"Do you know why they are laughing?" asked the countess, in an altered tone. "They are laughing at us!"

"Magdalena!"

"Yes! They are laughing at the self-tormenting doubt of God's goodness. Look around you, see the torrent foaming, and the blue gentians drinking its spray, see the fruit-laden hazel, the sacred tree which sheltered your childhood; see the bilberries at your feet, all the intoxicating growth and movement of nature, and then ask yourself whether the God who created all this warm, sunny life is a God who only takes--not gives. Do you believe He would have prepared for us this Spring of love, that we may let its blossoms wither on the cold altar of duty or of prejudice? No--take what He bestows--and do not question."

"Do not lead me into temptation, Magdalena!" he gently entreated. "I told you this morning that you do not know what you are unloosening."

He stood before her as if transfigured, his eyes glowed with the sombre fire which had flashed in them a moment early that morning, a rustling like eagle's pinions ran through the forest--Jupiter was approaching in human form.

The beautiful woman sat down on a log with her hands clasped in her lap.
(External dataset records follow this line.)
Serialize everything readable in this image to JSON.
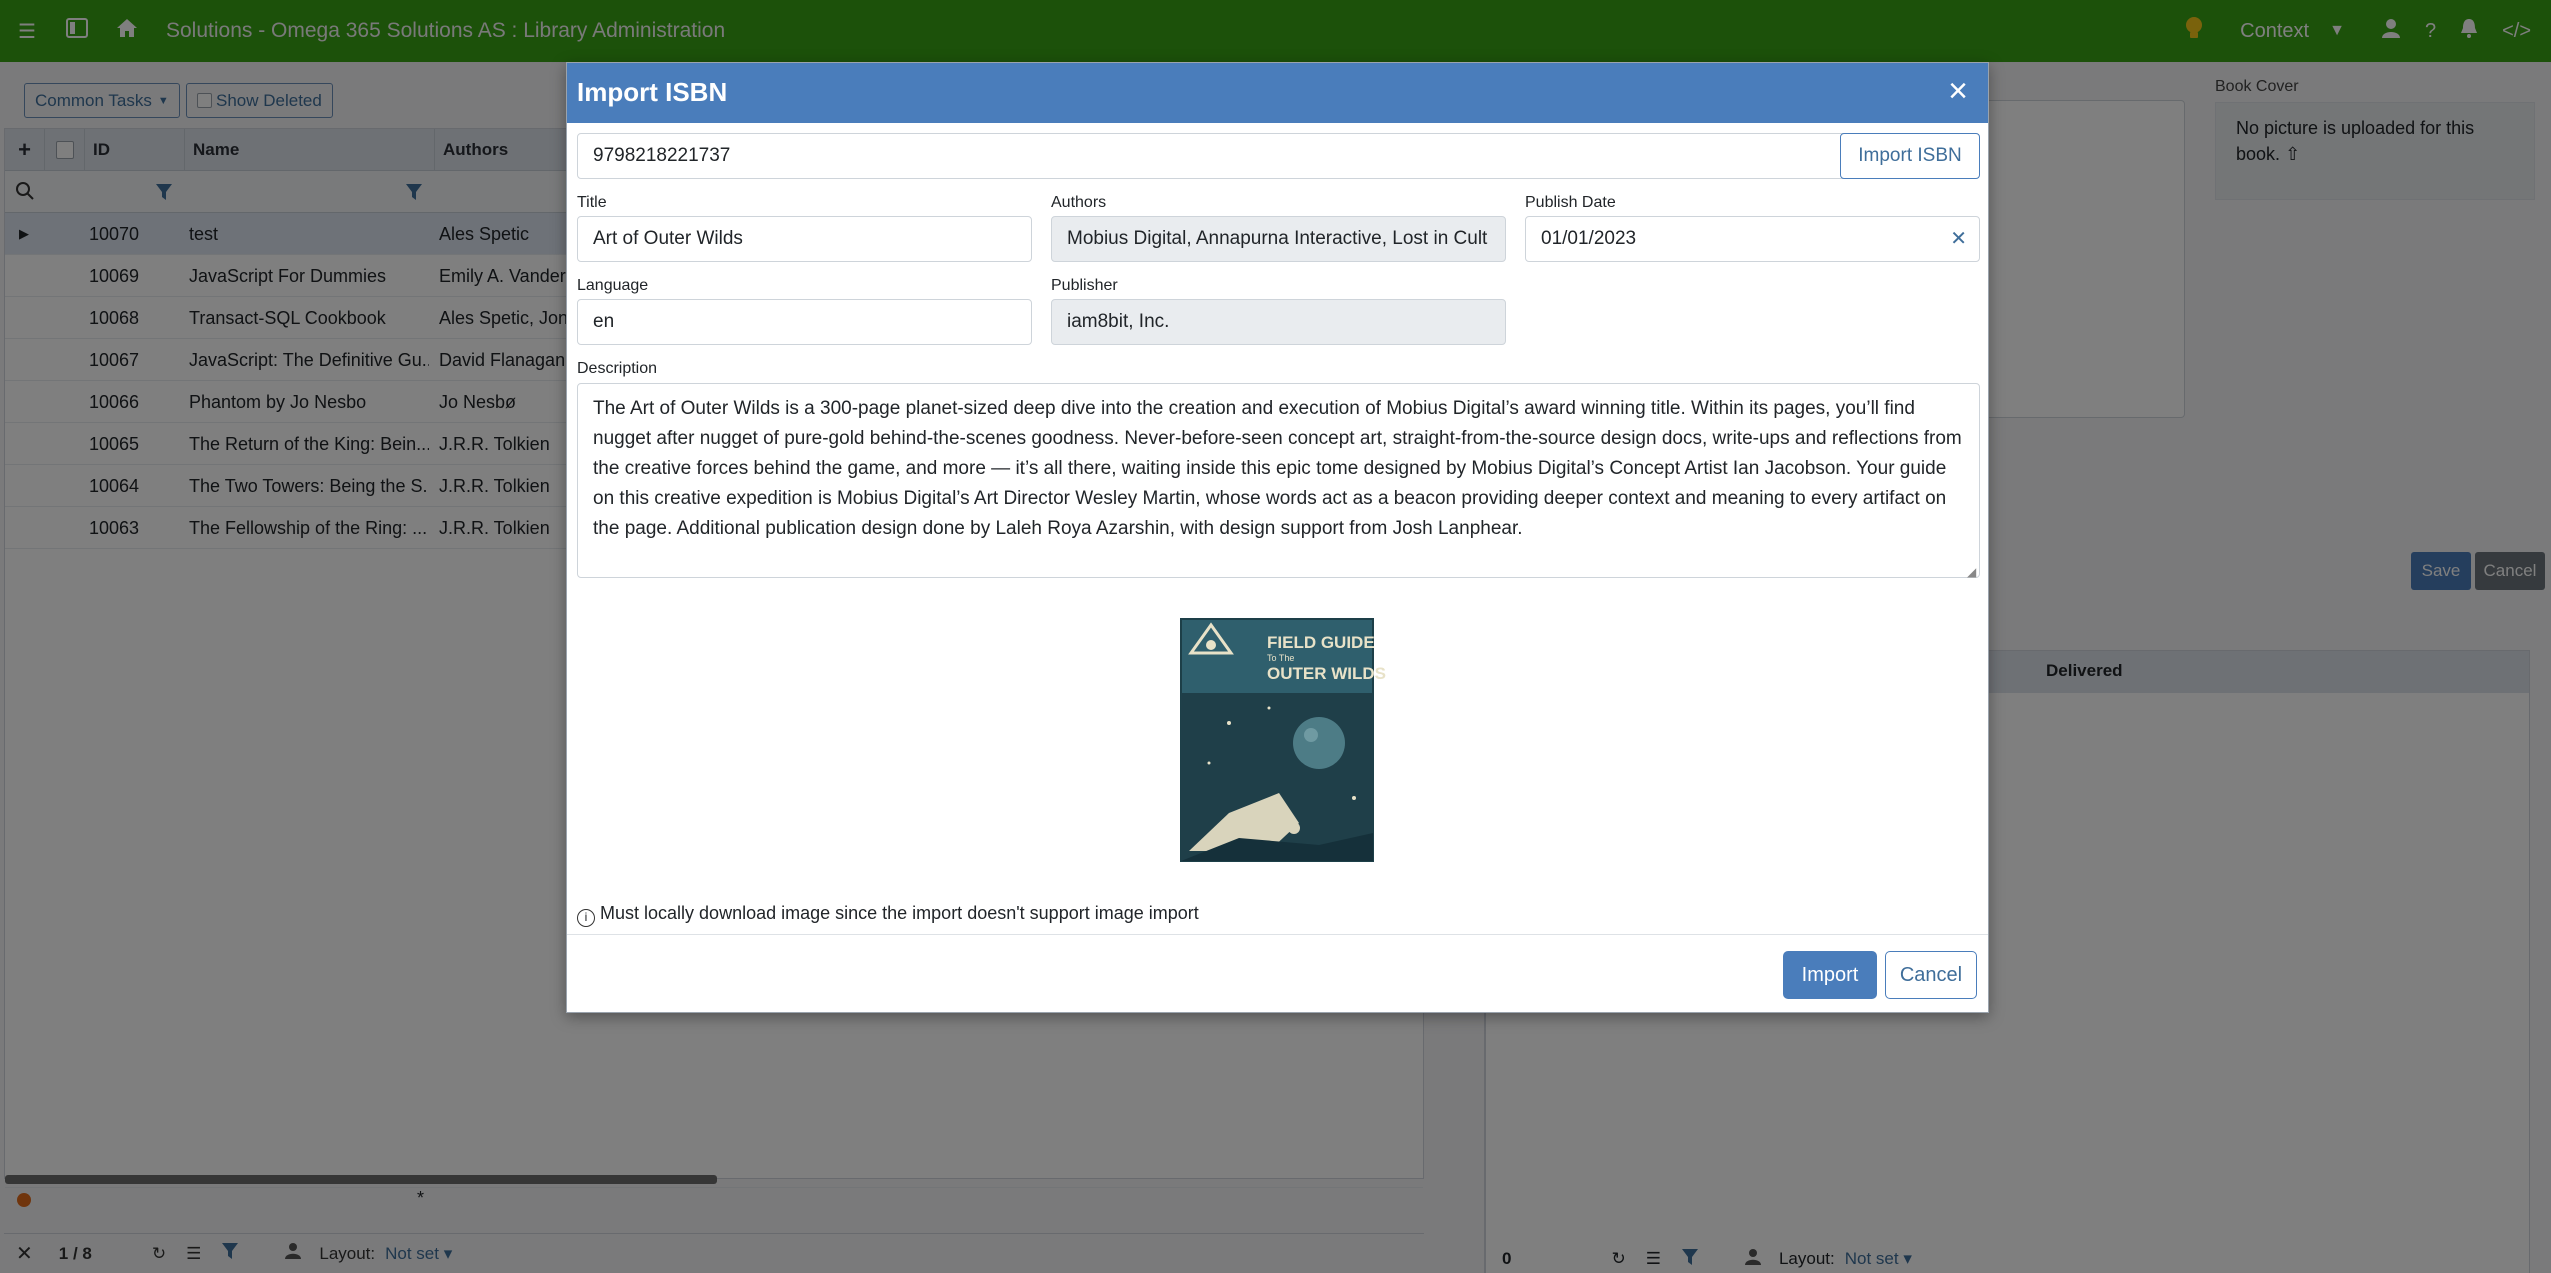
{
  "app": {
    "title": "Solutions - Omega 365 Solutions AS : Library Administration",
    "context_label": "Context"
  },
  "toolbar": {
    "common_tasks": "Common Tasks",
    "show_deleted": "Show Deleted"
  },
  "grid": {
    "columns": [
      "ID",
      "Name",
      "Authors"
    ],
    "rows": [
      {
        "id": "10070",
        "name": "test",
        "authors": "Ales Spetic"
      },
      {
        "id": "10069",
        "name": "JavaScript For Dummies",
        "authors": "Emily A. Vander"
      },
      {
        "id": "10068",
        "name": "Transact-SQL Cookbook",
        "authors": "Ales Spetic, Jona"
      },
      {
        "id": "10067",
        "name": "JavaScript: The Definitive Gu...",
        "authors": "David Flanagan"
      },
      {
        "id": "10066",
        "name": "Phantom by Jo Nesbo",
        "authors": "Jo Nesbø"
      },
      {
        "id": "10065",
        "name": "The Return of the King: Bein...",
        "authors": "J.R.R. Tolkien"
      },
      {
        "id": "10064",
        "name": "The Two Towers: Being the S...",
        "authors": "J.R.R. Tolkien"
      },
      {
        "id": "10063",
        "name": "The Fellowship of the Ring: ...",
        "authors": "J.R.R. Tolkien"
      }
    ],
    "new_row_marker": "*",
    "record_count": "1 / 8",
    "layout_label": "Layout:",
    "layout_value": "Not set"
  },
  "right_panel": {
    "book_cover_label": "Book Cover",
    "no_picture_text": "No picture is uploaded for this book.",
    "save_button": "Save",
    "cancel_button": "Cancel",
    "delivered_column": "Delivered",
    "count": "0",
    "layout_label": "Layout:",
    "layout_value": "Not set"
  },
  "modal": {
    "title": "Import ISBN",
    "isbn_value": "9798218221737",
    "import_isbn_button": "Import ISBN",
    "title_label": "Title",
    "title_value": "Art of Outer Wilds",
    "authors_label": "Authors",
    "authors_value": "Mobius Digital, Annapurna Interactive, Lost in Cult",
    "publish_date_label": "Publish Date",
    "publish_date_value": "01/01/2023",
    "language_label": "Language",
    "language_value": "en",
    "publisher_label": "Publisher",
    "publisher_value": "iam8bit, Inc.",
    "description_label": "Description",
    "description_value": "The Art of Outer Wilds is a 300-page planet-sized deep dive into the creation and execution of Mobius Digital’s award winning title. Within its pages, you’ll find nugget after nugget of pure-gold behind-the-scenes goodness. Never-before-seen concept art, straight-from-the-source design docs, write-ups and reflections from the creative forces behind the game, and more — it’s all there, waiting inside this epic tome designed by Mobius Digital’s Concept Artist Ian Jacobson. Your guide on this creative expedition is Mobius Digital’s Art Director Wesley Martin, whose words act as a beacon providing deeper context and meaning to every artifact on the page. Additional publication design done by Laleh Roya Azarshin, with design support from Josh Lanphear.",
    "cover_title_line1": "FIELD GUIDE",
    "cover_title_line2": "To The",
    "cover_title_line3": "OUTER WILDS",
    "note": "Must locally download image since the import doesn't support image import",
    "import_button": "Import",
    "cancel_button": "Cancel"
  }
}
"A man like me loves but once, but with his whole being. I demand nothing--but what is given to me is given wholly, or not at all; for if I once have it, I will never give it up save with my life!

"Not long since a stranger came here, who sang the song of the Assras, who die when they love. I believe I am of their race. Woman, do not toy, do not trifle with me! For know--I love you with the fatal love of those 'Assras.'"

Madeleine von Wildenau trembled with delight.

"If I once touch your lips, the barrier between us will have fallen! Will you forgive me if the flood-tide of feeling sweeps me away till I forget who you are and what a gulf divides the Countess Wildenau from the low-born peasant?"